Pancang Berdiri di Teluk Tering Batam, Ada Apa?

Jamaluddin Lobang • Dipublikasikan Sabtu, 8 Agustus 2026 | 09:39 WIB
Tiang-tiang penyangga tersebut membentang di kawasan laut yang menghubungkan antara pesisir Ocarina hingga ke arah laut Nongsa. Foto: Jamaluddin/Batam Pos
Tiang-tiang penyangga tersebut membentang di kawasan laut yang menghubungkan antara pesisir Ocarina hingga ke arah laut Nongsa. Foto: Jamaluddin/Batam Pos

batampos – Laut Teluk Tering, Kota Batam, yang selama ini menjadi ruang hidup nelayan menghadapi perubahan pemanfaatan ruang. Ratusan tiang pancang terlihat berdiri di tengah perairan dan memunculkan dugaan adanya penandaan kawasan untuk kepentingan pemanfaatan ruang laut.

Temuan tersebut terlihat saat verifikasi Batam Pos bersama Akar Bhumi Indonesia (ABI) di perairan Teluk Tering, Kamis (6/8/2026). Pancang-pancang itu membentang dari kawasan pesisir Ocarina ke arah Nongsa.

Di tengah sorotan Menteri Agraria dan Tata Ruang/Kepala Badan Pertanahan Nasional (ATR/BPN) Nusron Wahid mengenai praktik pengavelingan laut di Batam, keberadaan pancang tersebut kembali menempatkan kawasan pesisir Teluk Tering dalam perhatian publik.

Pantauan di lapangan menunjukkan tiang-tiang tersebut tersusun membentuk pola seperti blok tertentu. Saat air laut surut, sebagian besar pancang terlihat jelas. Namun ketika pasang, sejumlah tiang nyaris terendam dan sulit terlihat dari permukaan.

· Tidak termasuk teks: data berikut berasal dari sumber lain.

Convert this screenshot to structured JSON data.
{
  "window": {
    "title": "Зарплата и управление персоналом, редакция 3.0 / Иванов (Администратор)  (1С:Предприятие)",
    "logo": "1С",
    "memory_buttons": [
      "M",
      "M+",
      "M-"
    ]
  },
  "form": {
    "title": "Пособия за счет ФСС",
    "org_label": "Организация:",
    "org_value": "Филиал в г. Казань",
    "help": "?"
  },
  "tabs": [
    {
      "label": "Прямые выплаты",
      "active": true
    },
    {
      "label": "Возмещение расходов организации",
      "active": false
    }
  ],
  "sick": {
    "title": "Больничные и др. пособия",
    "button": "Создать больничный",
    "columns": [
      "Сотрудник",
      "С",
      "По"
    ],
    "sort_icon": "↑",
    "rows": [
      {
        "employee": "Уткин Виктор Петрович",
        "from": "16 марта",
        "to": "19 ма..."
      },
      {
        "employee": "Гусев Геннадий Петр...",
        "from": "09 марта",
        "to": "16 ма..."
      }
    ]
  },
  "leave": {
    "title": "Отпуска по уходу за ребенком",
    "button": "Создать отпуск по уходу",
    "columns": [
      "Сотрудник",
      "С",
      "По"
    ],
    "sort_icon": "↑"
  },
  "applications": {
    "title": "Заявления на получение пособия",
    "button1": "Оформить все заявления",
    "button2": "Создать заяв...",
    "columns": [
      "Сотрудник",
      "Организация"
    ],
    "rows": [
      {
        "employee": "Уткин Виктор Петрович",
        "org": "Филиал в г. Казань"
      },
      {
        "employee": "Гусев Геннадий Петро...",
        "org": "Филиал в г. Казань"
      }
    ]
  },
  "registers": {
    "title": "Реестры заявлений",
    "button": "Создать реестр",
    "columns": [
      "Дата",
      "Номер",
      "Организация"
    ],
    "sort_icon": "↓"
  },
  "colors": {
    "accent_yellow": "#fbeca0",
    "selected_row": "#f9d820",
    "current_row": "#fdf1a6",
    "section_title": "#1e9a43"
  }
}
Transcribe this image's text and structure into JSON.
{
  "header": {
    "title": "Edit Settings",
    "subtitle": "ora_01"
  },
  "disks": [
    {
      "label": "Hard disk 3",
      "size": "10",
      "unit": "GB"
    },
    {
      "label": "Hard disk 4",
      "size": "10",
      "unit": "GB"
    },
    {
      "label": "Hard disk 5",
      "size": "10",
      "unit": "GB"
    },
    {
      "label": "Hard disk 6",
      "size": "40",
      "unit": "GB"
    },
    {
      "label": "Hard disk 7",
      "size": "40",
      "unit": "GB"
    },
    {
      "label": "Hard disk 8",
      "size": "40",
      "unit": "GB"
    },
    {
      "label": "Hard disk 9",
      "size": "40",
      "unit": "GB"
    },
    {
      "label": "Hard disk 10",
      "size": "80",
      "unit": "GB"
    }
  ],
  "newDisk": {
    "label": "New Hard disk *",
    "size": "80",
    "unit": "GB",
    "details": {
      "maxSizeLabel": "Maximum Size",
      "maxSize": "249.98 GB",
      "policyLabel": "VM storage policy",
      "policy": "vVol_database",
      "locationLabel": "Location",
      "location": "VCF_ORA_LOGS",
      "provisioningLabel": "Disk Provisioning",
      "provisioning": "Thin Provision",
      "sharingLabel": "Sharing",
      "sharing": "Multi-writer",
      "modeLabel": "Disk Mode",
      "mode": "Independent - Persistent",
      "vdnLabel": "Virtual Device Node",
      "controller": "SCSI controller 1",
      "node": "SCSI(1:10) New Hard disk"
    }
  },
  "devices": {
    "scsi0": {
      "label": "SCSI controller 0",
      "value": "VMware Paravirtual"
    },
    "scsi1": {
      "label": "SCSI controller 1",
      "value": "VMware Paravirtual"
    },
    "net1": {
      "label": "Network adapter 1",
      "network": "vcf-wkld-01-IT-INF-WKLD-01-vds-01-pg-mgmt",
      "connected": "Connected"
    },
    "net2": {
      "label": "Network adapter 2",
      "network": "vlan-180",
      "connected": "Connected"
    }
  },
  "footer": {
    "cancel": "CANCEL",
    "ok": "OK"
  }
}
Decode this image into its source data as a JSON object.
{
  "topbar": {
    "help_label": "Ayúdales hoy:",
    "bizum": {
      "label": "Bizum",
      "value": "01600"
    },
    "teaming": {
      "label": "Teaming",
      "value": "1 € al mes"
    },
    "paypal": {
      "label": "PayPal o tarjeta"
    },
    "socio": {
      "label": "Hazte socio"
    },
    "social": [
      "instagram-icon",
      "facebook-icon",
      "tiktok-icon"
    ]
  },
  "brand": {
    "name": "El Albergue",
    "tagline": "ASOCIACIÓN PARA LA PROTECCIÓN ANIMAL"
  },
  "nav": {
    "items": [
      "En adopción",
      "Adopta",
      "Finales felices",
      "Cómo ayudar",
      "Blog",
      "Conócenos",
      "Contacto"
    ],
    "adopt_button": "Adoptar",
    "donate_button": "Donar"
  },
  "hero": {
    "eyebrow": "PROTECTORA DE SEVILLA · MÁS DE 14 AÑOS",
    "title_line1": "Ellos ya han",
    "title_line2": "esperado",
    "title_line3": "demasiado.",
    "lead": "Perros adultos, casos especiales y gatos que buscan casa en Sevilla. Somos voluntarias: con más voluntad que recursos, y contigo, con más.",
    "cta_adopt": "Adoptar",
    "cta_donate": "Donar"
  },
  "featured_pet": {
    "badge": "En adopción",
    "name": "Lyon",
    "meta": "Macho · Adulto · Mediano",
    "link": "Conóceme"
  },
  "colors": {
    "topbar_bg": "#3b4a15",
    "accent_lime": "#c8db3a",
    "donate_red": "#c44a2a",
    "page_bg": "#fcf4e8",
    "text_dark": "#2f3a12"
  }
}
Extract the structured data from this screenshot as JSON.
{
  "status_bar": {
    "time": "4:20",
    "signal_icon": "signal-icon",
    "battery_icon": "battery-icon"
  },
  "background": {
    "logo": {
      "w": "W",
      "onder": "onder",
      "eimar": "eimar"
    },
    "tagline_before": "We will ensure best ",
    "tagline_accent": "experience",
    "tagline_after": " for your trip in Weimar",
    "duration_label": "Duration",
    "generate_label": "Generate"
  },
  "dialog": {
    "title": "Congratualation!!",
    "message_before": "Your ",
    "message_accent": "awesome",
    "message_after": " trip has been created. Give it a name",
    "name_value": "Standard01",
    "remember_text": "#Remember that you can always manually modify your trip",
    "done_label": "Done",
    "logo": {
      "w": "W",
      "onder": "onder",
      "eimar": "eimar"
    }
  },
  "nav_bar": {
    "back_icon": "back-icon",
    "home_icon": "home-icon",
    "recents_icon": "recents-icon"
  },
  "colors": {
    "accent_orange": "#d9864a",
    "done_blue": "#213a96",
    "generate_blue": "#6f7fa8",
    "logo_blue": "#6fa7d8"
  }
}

Kondisi itu dikhawatirkan membahayakan aktivitas nelayan yang melintas di kawasan tersebut.

Baca Juga:  5 Minuman Malam Hari yang Dapat Membantu Menurunkan Berat Badan, Apa Saja?

Ketua Nelayan Teluk Tering, Romi, mengatakan keberadaan pancang telah menimbulkan persoalan bagi nelayan. Ia menyebut sejumlah kapal pernah mengalami kecelakaan setelah menabrak tiang yang tertutup air saat pasang.

“Kapal kami pernah tenggelam karena menabrak tiang itu saat air sedang pasang,” ujar Romi, Kamis (5/8).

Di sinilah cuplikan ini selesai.